Certainly there is considerable pressure for Sanford to resign in South Carolina, and perhaps he will surrender. But he might well ask whether that is fair when Ensign is hanging on and Vitter appears to be in the clear. For a while, Family Research Council president Tony Perkins had threatened to challenge Vitter in the Republican primary next year, but last March he announced that he won't run after all -- and instead endorsed Vitter for reelection. Amazingly, Perkins then hosted a radio broadcast with Vitter as his guest, where they tut-tutted over the alleged ethical problems of Health and Human Services Secretary Kathleen Sebelius. Nobody had the poor taste to mention the infamous black books in which Vitter's friendly madams in Washington and New Orleans had inscribed his name and phone number.


That brings up another element in the equation. The conservatives are remarkably forgiving of their own transgressors. Mr. Vitter, Mr. Ensign, and Mr. Sanford still have their jobs, and the idea of quitting -- at least voluntarily -- doesn't get much traction with them or with their party. (The one exception was Rep. Mark Foley (R-FL), who, when caught e-mailing sexually explicit messages to teenage boys, was out of a job and out of town before sundown. The difference, of course, was that he is gay. Gov. Mark Sanford's e-mails to his mistress are the stuff of bad romance novels, but he still has a job. There are even double standards in incriminating evidence.) Democrats are not so lenient. Mr. Spitzer resigned his office (as did Gov. Jim McGreevy (D-NJ) when he came out of the closet and admitted to an affair with his driver) and Mr. Edwards will never hold political office again.

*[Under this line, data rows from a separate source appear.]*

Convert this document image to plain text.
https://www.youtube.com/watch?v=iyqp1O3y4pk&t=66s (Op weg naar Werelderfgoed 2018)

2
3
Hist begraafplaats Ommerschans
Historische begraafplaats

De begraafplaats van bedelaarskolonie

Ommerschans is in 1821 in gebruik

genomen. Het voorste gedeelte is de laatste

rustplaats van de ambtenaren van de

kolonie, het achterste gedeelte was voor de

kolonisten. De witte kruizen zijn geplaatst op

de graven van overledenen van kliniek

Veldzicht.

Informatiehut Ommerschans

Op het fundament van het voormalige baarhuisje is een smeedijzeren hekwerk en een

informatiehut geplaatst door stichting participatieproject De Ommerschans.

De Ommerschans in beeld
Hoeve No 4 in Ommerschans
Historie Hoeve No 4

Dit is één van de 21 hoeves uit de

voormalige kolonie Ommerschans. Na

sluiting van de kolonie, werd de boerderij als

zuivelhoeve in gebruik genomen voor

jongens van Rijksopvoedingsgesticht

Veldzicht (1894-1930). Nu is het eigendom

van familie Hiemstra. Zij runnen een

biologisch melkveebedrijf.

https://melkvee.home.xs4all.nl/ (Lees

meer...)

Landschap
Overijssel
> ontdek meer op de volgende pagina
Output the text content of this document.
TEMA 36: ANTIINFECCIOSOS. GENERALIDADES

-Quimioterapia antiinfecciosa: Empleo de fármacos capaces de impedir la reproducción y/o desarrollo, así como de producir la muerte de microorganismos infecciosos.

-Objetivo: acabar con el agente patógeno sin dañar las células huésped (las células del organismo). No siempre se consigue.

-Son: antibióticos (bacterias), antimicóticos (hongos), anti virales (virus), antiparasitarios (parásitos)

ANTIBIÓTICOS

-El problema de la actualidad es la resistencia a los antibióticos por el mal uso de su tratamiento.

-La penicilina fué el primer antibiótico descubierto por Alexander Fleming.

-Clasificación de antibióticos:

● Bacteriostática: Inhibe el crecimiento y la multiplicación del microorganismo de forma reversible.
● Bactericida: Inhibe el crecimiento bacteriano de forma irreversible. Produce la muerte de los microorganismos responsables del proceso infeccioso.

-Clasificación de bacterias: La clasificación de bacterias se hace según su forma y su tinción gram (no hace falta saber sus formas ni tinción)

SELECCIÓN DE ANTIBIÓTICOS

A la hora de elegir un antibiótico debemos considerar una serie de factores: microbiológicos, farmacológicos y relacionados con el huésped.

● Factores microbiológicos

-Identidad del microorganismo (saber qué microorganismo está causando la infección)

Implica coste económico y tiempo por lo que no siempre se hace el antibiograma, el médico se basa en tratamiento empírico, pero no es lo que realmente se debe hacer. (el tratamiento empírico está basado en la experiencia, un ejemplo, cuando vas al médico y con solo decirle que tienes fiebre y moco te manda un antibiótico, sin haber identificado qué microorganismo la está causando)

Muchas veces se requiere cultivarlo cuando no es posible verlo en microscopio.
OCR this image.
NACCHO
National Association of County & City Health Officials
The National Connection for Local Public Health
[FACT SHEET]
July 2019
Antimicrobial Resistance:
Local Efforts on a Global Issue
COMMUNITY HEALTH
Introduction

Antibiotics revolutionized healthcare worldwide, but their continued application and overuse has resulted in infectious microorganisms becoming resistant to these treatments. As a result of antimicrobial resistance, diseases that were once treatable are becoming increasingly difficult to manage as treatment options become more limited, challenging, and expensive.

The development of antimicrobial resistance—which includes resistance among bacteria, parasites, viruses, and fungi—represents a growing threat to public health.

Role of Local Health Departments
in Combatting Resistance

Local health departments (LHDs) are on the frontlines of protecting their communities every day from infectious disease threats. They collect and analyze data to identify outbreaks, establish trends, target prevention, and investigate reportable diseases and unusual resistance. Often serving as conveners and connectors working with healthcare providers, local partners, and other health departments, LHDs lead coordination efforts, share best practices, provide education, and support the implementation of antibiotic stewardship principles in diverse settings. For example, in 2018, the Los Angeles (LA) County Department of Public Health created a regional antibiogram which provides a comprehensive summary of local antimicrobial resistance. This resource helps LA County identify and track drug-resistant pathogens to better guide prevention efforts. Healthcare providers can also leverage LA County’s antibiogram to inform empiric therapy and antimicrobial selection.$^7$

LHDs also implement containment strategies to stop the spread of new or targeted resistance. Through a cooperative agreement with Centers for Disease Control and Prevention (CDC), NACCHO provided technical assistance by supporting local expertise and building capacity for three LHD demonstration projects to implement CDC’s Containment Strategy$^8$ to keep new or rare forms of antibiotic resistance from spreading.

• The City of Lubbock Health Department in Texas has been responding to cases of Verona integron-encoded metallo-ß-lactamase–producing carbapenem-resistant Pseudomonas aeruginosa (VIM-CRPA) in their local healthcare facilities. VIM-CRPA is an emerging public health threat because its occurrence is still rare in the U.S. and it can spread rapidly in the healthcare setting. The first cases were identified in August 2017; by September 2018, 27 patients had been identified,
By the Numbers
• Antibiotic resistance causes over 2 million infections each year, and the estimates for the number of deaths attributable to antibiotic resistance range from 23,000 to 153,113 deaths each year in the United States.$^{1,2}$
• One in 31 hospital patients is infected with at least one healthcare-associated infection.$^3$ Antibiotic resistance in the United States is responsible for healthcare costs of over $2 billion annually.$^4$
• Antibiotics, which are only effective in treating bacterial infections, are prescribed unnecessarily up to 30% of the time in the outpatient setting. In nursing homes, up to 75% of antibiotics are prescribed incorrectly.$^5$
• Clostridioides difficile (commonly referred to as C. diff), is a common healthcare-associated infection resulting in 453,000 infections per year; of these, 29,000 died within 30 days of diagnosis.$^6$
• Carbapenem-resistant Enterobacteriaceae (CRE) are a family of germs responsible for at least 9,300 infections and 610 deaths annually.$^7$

Why is that? You could probably chalk the Republicans' ability to forgive and forget up to their Christian charity, but it's hard to escape the conclusion that they're just big old hypocrites who hold everyone else up to a higher standard than they are willing to hold themselves up to. (Either that or if they ran out everyone in the party who was divorced or had a fling, there would be even fewer of them than there are now.) And you can also assume that they will find someone else to blame for their own failings; back when Newt Gingrich was going through his divorce, his allies blamed it on Bill Clinton's culture of permissiveness, and now Rush Limbaugh is blaming Mr. Sanford's fling on Barack Obama and the struggle he had with the South Carolina state legislature accepting federal stimulus funds (bringing a whole other meaning to the term "stimulus package," I guess). So much for the "personal responsibility" party.

Moral failings and human frailties are oblivious to party allegiance. We all have them. So trying to exploit someone else's while holding yourself up as the paragon of virtue is destined for epic failure. That's harder to forgive and forget.